Le plan se réalisa comme il avait été conçu. Une fois hors de la ville, Rabbi Yo’hanan ben Zackaï se rendit auprès du général romain Vespasien qui dirigeait le siège de Jérusalem, et s'adressa à lui en ces termes : « Que la paix soit avec toi, Majesté Impériale ! » Vespasien avertit le rabbin que ce qu'il disait là était de la haute trahison puisque l'empereur régnait à Rome et il lui demanda de s'en expliquer. La réponse du Sage fit une profonde impression sur le général : « Nos prophètes, dit-il, nous ont prédit la chute de Jérusalem entre les mains d'un homme au faîte de la puissance. » Il avait à peine achevé sa phrase que des messagers arrivèrent de Rome porteurs de la nouvelle : l'empereur était mort, et le Sénat avait élu Vespasien pour lui succéder. Les faits confirmaient les paroles que le Sage venait de prononcer. La sainteté et la sagesse de ce dernier ne pouvaient manquer de frapper Vespasien. Dans un élan de magnanimité, il demanda au Sage d'exprimer un désir, quel qu'il fût, il serait exaucé.

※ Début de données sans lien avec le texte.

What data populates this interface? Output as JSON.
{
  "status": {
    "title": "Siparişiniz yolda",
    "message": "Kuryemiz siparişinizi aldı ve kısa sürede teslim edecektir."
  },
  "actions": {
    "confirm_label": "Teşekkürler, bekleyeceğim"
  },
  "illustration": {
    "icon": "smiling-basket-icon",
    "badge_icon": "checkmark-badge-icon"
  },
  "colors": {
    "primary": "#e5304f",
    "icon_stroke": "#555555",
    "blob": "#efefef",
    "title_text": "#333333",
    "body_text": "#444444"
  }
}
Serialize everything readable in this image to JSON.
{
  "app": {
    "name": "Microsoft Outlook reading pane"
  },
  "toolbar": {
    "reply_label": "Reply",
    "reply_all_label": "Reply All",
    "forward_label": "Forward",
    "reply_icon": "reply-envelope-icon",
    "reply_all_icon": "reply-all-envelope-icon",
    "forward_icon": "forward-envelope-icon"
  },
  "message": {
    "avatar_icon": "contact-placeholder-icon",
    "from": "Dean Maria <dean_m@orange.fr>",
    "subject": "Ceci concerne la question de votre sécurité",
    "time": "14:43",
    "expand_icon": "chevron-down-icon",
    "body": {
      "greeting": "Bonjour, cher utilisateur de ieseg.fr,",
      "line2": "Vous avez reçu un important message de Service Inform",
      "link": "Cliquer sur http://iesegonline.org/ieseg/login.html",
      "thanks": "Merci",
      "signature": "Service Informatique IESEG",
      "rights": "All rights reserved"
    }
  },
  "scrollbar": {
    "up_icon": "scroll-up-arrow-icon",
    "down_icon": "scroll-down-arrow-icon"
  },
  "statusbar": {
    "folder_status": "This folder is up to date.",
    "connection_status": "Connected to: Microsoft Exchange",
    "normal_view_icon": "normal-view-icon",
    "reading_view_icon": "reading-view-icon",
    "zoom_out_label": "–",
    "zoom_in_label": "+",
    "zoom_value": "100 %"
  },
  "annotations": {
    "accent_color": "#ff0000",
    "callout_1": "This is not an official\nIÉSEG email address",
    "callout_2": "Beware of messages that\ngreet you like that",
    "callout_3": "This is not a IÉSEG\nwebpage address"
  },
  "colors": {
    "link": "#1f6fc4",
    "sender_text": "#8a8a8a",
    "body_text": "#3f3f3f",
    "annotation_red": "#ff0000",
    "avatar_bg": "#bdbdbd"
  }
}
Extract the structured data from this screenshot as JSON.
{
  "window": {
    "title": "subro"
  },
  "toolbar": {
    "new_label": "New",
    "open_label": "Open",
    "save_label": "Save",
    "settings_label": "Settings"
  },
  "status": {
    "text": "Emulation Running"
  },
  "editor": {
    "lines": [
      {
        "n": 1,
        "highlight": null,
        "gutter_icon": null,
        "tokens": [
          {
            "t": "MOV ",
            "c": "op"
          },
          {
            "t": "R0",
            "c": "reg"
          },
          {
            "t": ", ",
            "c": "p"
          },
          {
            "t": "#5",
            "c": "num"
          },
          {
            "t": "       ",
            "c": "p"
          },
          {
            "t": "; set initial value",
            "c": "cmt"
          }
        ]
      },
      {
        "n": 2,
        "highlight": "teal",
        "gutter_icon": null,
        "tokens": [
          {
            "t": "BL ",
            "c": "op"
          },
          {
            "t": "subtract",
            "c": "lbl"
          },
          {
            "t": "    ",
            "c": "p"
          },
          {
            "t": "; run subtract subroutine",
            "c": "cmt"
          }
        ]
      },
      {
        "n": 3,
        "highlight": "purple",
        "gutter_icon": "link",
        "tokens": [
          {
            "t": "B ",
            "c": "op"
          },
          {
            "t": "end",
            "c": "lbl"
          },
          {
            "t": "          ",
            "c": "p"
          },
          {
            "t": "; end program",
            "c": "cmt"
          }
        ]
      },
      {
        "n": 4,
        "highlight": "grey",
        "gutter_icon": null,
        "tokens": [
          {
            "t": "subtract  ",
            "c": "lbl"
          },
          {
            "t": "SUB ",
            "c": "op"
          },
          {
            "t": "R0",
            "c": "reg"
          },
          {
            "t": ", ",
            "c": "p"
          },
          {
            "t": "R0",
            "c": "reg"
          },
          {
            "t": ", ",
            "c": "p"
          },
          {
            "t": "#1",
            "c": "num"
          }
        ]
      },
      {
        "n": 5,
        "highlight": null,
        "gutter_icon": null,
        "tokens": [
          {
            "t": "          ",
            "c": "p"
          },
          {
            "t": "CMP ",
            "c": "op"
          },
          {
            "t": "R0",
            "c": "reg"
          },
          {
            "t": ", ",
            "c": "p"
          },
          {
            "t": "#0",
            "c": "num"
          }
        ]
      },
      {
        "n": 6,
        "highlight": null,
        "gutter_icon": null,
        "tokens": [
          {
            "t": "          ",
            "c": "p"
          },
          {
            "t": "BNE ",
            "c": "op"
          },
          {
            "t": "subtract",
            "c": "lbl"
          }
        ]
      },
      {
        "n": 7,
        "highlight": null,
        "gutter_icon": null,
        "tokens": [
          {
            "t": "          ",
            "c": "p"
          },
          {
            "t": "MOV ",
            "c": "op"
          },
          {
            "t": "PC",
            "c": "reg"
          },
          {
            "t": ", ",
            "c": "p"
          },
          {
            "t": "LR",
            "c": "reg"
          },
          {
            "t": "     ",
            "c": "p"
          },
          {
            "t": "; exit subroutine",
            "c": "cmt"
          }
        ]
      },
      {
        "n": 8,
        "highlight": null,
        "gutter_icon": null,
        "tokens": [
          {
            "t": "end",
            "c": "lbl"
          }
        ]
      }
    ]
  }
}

– Donne-moi Yavneh et ses érudits, fut la demande de Rabbi Yo'hanan.
Cette requête bizarre parut insignifiante à Vespasien. Pour le peuple juif c'était ni plus ni moins que le salut. Car, aussi longtemps que les Juifs avaient la possibilité d'étudier en paix la Torah, et, de plus, de disposer d'un centre spirituel bien à eux, une douce consolation s'insinuait dans une situation qui autrement eût été désespérée. Rabbi Yo'hanan se rendait bien compte que ce qui pouvait préserver le peuple juif de l'anéantissement c'était, plutôt que la forteresse matérielle, la forteresse spirituelle.
Vespasien fit droit à sa requête. Rabbi Yo'hanan ben Zackaï s'attela aussitôt à la tâche de fonder à Yavneh une grande académie. Ainsi, alors qu'il détruisait Jérusalem et le Saint Temple, Vespasien accordait, à son insu, un nouveau bail, pour ainsi dire, aux enfants d'Israël. Grâce à la prévoyance du Sage, la survie du peuple juif était assurée.
C'est ici, à Yavneh, que la terrible nouvelle de la destruction parvint au grand Rabbi Yo'hanan et à ses disciples. La catastrophe affligea profondément le peuple, mais ne le désespéra point. Chacun sentit tout le poids de la nouvelle responsabilité qui incombait à ce qui restait d'Israël. Il fallait, avec plus de ténacité que jamais, s'attacher à la Torah en tant « qu'arbre de vie ». Chacun se rendit compte que c'était là précisément le sévère châtiment provoqué par la non-observance des préceptes de la Torah.
Beaucoup de réfugiés vinrent à Yavneh, et le nombre des disciples s'accrut considérablement dans l'importante académie. La plupart des Sages furent sauvés, et Rabbi Yo’hanan fonda le Sanhédrine (la plus haute cour de justice) à Yavneh.
Soixante ans durant, cette ville fut le centre spirituel et vital du peuple juif. Là, fonctionna le Sanhédrine, l'instance la plus haute dans la vie juive. Beaucoup de lois et d'ordonnances importantes entrèrent en vigueur afin de sauvegarder et de renforcer l'existence précaire du peuple sous la domination des conquérants romains. En leur qualité de maîtres de générations nouvelles d'érudits décidés à perpétuer les traditions de notre peuple, l'activité des Sages fut déterminante. Le plus grand parmi les dirigeants illustres du peuple d'Israël à Yavneh fut Rabban Gamliel II, l'arrière-petit-fils d'Hillel.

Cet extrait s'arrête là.